La dégénérescence rétinienne peut être héréditaire ou acquise. Dans le premier cas, il s’agit d’une maladie incurable et progressive. Une étude récente publiée dans Le Journal de médecine de la Nouvelle-Angleterre ont étudié l'utilisation potentielle de l'édition génétique pour corriger une dégénérescence congénitale de la rétine appelée CEP290, qui provoque une perte de vision précoce.
Sommaire
Arrière-plan
Les dégénérescences rétiniennes héréditaires sont causées par des mutations pathogènes dans plus de 280 gènes. Ces mutations provoquent un dysfonctionnement et la mort des photorécepteurs (les cônes et les bâtonnets sensibles à la lumière) de la rétine, entraînant une déficience visuelle chez les individus affectés. Ces conditions sont une cause majeure de cécité dans le monde.

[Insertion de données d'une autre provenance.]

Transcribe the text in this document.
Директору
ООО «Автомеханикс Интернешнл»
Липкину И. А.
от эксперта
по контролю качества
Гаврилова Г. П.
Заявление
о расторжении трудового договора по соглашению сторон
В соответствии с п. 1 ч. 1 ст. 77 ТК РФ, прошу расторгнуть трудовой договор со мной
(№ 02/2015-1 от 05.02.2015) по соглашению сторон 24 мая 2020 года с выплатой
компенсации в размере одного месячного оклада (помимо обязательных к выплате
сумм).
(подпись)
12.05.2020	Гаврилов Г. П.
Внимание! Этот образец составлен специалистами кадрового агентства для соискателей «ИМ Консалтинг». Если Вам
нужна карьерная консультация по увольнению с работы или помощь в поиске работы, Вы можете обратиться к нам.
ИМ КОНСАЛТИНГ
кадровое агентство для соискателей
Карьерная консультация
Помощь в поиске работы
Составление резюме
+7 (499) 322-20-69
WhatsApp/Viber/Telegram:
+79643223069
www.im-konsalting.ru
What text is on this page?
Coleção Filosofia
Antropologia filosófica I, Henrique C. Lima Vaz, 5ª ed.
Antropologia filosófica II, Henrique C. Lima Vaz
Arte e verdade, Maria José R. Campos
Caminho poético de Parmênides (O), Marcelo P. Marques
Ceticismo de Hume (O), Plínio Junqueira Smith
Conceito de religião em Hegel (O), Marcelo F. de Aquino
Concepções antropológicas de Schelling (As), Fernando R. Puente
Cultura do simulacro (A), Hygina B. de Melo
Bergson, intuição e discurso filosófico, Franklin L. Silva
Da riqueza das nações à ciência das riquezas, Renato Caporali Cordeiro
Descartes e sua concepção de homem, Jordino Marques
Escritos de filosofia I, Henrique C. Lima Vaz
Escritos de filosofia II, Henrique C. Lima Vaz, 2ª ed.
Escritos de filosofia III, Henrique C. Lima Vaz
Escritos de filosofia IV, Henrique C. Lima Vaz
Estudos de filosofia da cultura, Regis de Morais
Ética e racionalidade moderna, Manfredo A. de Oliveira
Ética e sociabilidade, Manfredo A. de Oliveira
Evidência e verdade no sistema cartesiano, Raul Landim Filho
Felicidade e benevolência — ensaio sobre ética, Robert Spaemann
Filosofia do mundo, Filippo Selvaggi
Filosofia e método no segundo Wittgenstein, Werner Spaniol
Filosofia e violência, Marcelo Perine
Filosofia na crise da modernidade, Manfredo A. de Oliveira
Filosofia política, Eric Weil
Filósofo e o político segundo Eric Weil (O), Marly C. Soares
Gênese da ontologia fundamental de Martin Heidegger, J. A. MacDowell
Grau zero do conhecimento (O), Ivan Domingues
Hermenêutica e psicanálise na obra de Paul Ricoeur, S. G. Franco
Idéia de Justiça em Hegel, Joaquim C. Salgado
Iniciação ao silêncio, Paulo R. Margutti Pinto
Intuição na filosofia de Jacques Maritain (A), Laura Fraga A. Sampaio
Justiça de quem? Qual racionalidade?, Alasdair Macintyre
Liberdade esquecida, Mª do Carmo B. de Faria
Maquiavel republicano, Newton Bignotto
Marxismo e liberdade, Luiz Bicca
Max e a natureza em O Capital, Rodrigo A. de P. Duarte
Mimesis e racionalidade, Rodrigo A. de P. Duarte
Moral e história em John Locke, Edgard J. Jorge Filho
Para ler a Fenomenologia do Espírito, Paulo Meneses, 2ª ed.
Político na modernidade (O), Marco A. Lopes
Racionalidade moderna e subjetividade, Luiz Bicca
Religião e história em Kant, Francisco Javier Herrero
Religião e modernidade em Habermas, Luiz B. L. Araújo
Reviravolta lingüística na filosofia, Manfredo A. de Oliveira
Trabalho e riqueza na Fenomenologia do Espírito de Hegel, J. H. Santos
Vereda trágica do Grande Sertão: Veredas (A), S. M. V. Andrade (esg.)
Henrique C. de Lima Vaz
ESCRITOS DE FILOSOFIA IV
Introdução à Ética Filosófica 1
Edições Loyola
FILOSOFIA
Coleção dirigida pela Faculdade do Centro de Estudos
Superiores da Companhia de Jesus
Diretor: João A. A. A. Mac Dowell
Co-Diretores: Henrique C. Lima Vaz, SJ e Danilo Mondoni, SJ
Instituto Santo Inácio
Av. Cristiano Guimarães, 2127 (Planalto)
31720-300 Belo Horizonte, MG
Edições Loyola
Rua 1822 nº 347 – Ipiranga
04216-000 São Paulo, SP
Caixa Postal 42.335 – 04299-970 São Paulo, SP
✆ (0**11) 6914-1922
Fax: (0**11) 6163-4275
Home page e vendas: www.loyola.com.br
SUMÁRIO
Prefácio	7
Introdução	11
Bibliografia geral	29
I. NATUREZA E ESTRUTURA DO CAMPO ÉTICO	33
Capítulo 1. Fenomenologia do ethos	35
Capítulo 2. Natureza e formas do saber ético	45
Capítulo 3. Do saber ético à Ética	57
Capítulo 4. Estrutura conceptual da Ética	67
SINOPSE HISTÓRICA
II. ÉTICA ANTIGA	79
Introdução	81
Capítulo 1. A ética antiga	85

Dans la maladie appelée dégénérescence rétinienne héréditaire associée au CEP290 ou amaurose congénitale de Leber, la protéine centrosomale 290 (CEP290) est mutée, conduisant à une cécité partielle ou complète au cours des dix premières années de la vie. Il s’agit donc de la principale cause de cécité génétique de la rétine chez les enfants.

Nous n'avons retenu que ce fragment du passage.